彼の魔法の師匠だって話だけど……こんな超可愛い女の子が? ホントかなあ。
「俺の娘と遊んでくれていたそうだな。礼を言うよ、シャオの相手は大変だっただろう?」
「いや、全然平気だよ。あんなに素直で元気な良い子だもん、ボクも里では子供の面倒をよく見ていたから慣れてるし」
雪音と共に椅子に座ったユウキは世間話から始めることを望んだみたいだ。
「そう言ってくれると助かるよ。娘も君に親しんだようだしな」
ちょっと困った顔をするユウキに不安を感じたボクは思い切って尋ねてみた。
「ごめん、ボク何かしたかな?」
「いえ、葵に落ち度は何一つないから気にしなくて大丈夫よ。このことで困るとすれば、それはレイだけだもの」
ボクの疑問に答えてくれた雪音は微笑を浮かべた。その仕草だけで同姓であるボクも視線を縫い付けられてしまう。掛け値なしの本物の美人の凄さというものを痛感させられた気分だよ。
「さて、じゃあこれからの話をしておこうか。昨日は夜も遅かったし、俺は朝から不在にしていたからな。葵も気になっていたと思う」
「うん、正直めっちゃ気になってた。昨日は実際あれからなにをどうしたの? おばば様たちが電話に出てきて驚いたんだけど」
そして僕は玲二たちが日本に戻ってからの話を聞いてさらに驚くことになったよ。
この国の陰陽師たちのトップである鷺ノ宮さまがお出ましになって事情をお話しくださったとか、瞳お姉ちゃんがあの神社に捕まっていたことにちゃんとした理由があったり、あの悪しき存在がこの国をはるか昔から苦しめていたとか、衝撃の事実が目白押しだった。
「まさか他の陰陽師家の護り巫女が誘拐されていたなんて……」
「全員昨日のうちに無事に助け出してあるから心配しなくていい。

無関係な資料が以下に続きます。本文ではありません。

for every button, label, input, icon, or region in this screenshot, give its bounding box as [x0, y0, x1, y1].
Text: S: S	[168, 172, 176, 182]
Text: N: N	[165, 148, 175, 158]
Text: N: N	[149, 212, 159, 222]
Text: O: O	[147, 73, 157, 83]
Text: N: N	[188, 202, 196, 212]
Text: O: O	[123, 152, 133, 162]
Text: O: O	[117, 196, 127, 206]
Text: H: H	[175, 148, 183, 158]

その原因を自分たちで作ってしまったと聞いては静観してはいられなかったからな」
「そ、そうなんだ」
誘拐と聞いて心配した直後にもう助け出したと聞かされて凄いというか、ちょっと呆れてしまった。ここを離れたのが昨日の午後だったはずなのに、いろいろ動き過ぎじゃない?
「玲二の方は今朝になって敵の幹部をまた一人潰したらしい。ソウウンとかいう……」
「早雲って”八烈”の首席じゃない。まあ、玲二の力なら楽勝で倒しそうだとは思ってたけどさあ」
玲二の方は本番の今夜に向けて敵戦力を順調に削って準備を整えつつあるようだ。さっきの電話は行方知れずの第3席を見知っていないかの確認だったらしい。それならそうと口で言えばいいのに。
「玲二には鞍馬という男も同行しているそうだ。その男は葵も知っているそうだな?」
「鞍馬って、あの鞍馬社長!? それより綾乃は大丈夫なの? 大変な目に遭ったって聞いてるんだけど」
綾乃に関しては様々な噂がネット上に溢れていた。わかっていることは暴漢に襲われたこと、何らかの怪我を負ったらしいこと、そして今どこに居るのか誰も知らないことだけで不安は増すばかりだったのだ。
「それなら心配ないわ。ユウキさんが傷一つ残さず治療したそうよ」
彼の隣に座る雪音が自分の彼氏を自慢するかのように嬉しそうに教えてくれたけど、やっぱり怪我をしたんだ……
「本当!? あ、ありがとう。綾乃にはなんて謝ればいいのか見当もつかないけど……」
「怒りは君ではなく芦屋とかいう連中に向いているようだけどな。現状としてはこんなもんか。そして今日の夜の事なんだが……」
こうしてユウキの口から玲二の計画を聞きながら、今夜の本番を迎えることになった。
そう、ボクの運命が変わる夜に。